Review by Christoph Staffl

The new comicbook publisher TKO Studios starts its line-up with, among others, Goodnight Paradise. The story focuses on Eddie, a homeless man living in Venice, California. He has some friends, like his drinking buddies, and sometimes finds his way around town but barely leaves this particular part of the beach. Things radically change after he discovers the body of a young girl and a dog in the dumpster. Who is behind the murder and how can this girl be connected to some dubious guys? The police seem barely interested in uncovering the truth, so it is up to Eddie to find out what happened.
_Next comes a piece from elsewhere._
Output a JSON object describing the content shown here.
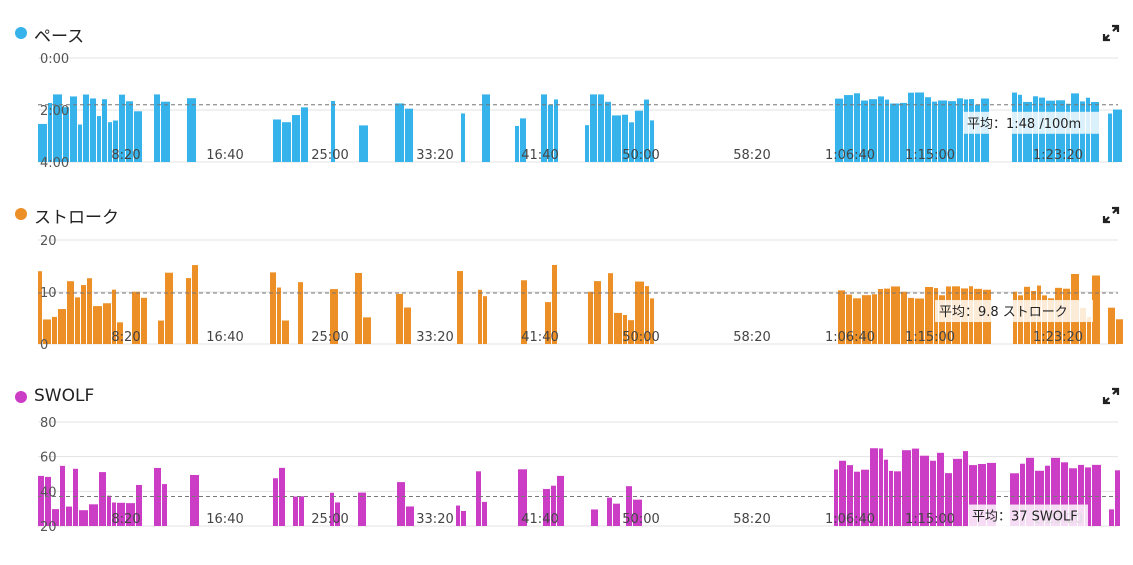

Goodnight Paradise is an interesting take on the murder mystery genre in more than one way. Let’s talk about three reasons why you should check out this new series by TKO Studios.

First, we have the setting. The creative team presents its readers with a world focused entirely on the homeless community, something you do not see very often represented in comics. You might know your local homeless people, walking past them throughout your day. But what are their problems? What does their day to day life look like? This series offers an intimate view into a world that might exist within ours but works with entirely different rules. The focus never shifts from this and always presents Eddie’s perspective. He is dragging you along with him, forcing you, the reader, to deal with his world and everything it entails.

But it is not just the setting itself that makes reading the story uncomfortable; it is also the realistic portrayal of it. The, by all means, painful lives of homeless people, and everything they have to go through is not told via a fantasy, sci-fi, or historical fiction lens. No, you will find no sugar-coating here. However, to paint a wholesome picture (pun intended), you need more than a convincing setting, which brings us to numero dos.

The second reason why you should check out this series is the dialogue. I have not done a thorough analysis, but it seems like there is an overall language, a dialect, of how the characters in the story talk to each other — a natural development of their lives.

The way they talk and behave is also an indication that the characters have known each other for a long time. They have a history together, seen friends come and go, made contacts at the police, the library, and who knows where else. These deep, meaningful relationships add to the world-building and make it feel even more like a slice-of-life story.

Last but not least, we have to talk about the artwork. Everything I mentioned above would fall apart if it were not for the striking artwork connecting all those elements. It is very detailed and shows you everything you need to see and more. The coloring fits the setting as it looks dirty, in desperate need to be cleaned. It completes the picture of a story taking place entirely in a homeless environment and presented from that perspective.

The Verdict: Read it!

This series has the potential to bring something unique to the table. Sometimes I had to force myself to go to the next page because it was so different and strange from everything else I have read. Which, in this case, is a good thing. And even though it makes you uncomfortable, you will also root for the protagonist. He has to find the murderer and bring some justice to his unjust world.

You can find the publisher here and buy the entirety of the series (for binge-reading) in various formats on the website. TKO Studios tries to bring something new to the world of comics. If all of their projects are as passionate and high-quality as this one, I can’t wait to get my hands on their other properties.